Once among the most feared diseases on Earth, smallpox killed hundreds of millions of people in past centuries, but it hasn't been seen in this country since 1949. Its eradication was one of public health's greatest victories.
But because no one has been vaccinated in decades, the population is highly vulnerable. While all stocks of the virus beyond two official labs were supposed to be destroyed, experts fear that hostile nations or terrorist groups may have smallpox and could use it in an attack.
An education campaign will explain the vaccine's risks in detail.

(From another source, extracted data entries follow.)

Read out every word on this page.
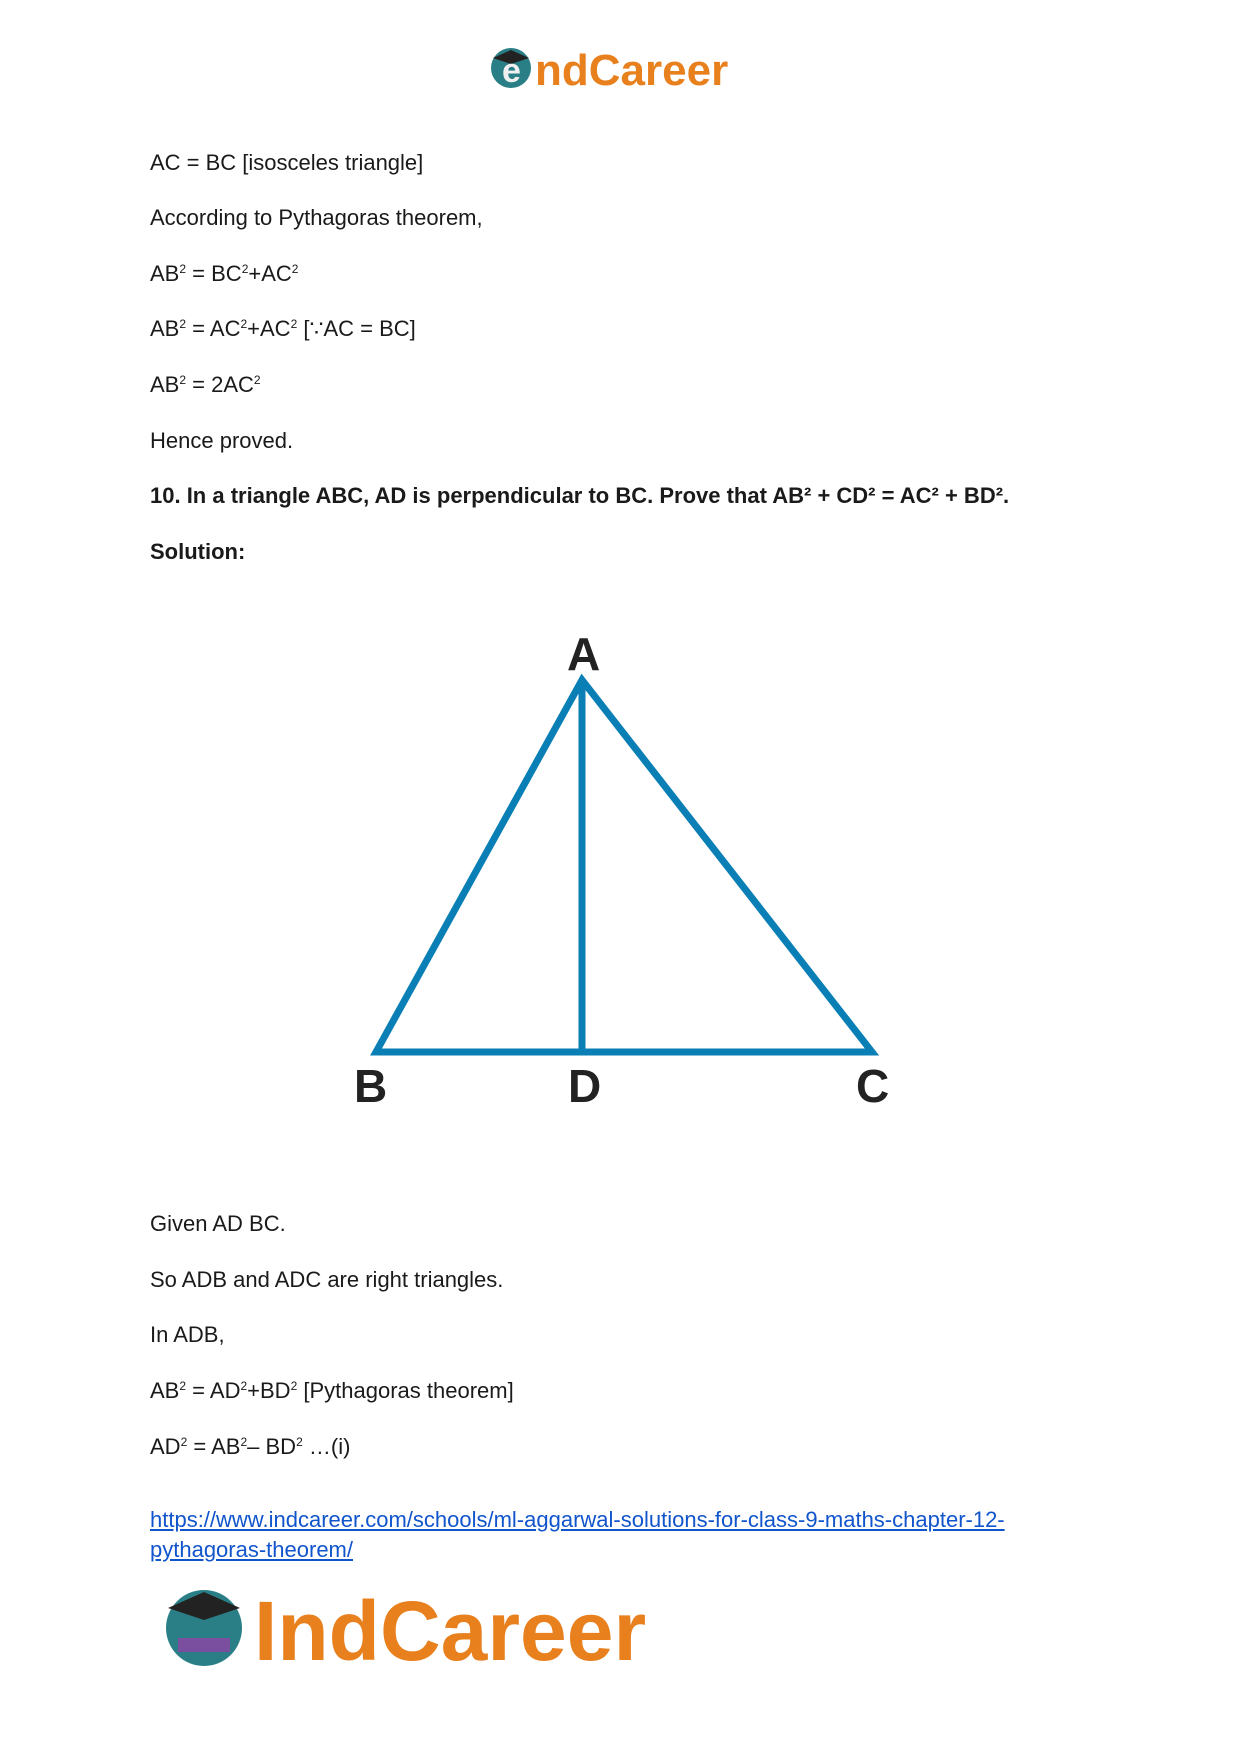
e ndCareer
AC = BC [isosceles triangle]
According to Pythagoras theorem,
$AB^2 = BC^2+AC^2$
$AB^2 = AC^2+AC^2$ [∵AC = BC]
$AB^2 = 2AC^2$
Hence proved.
10. In a triangle ABC, AD is perpendicular to BC. Prove that AB² + CD² = AC² + BD².
Solution:
A
B	D	C
Given AD BC.
So ADB and ADC are right triangles.
In ADB,
$AB^2 = AD^2+BD^2$ [Pythagoras theorem]
$AD^2 = AB^2-$ $BD^2$ …(i)
https://www.indcareer.com/schools/ml-aggarwal-solutions-for-class-9-maths-chapter-12-pythagoras-theorem/
IndCareer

The most serious complications include encephalitis, which can cause paralysis or permanent neurological damage, and progressive vaccinia, where the vaccination site does not heal and the virus spreads, eating away at flesh, bone and gut.
The vaccine poses significant risks for certain people, including cancer patients, organ transplant recipients, people with HIV, pregnant women and people with a history of eczema. People who live with others who have these conditions should not be vaccinated, because the live virus used in the vaccine can sometimes escape the inoculation site and infect others.
Health workers delivering the shots will have to ask questions that will screen these people out.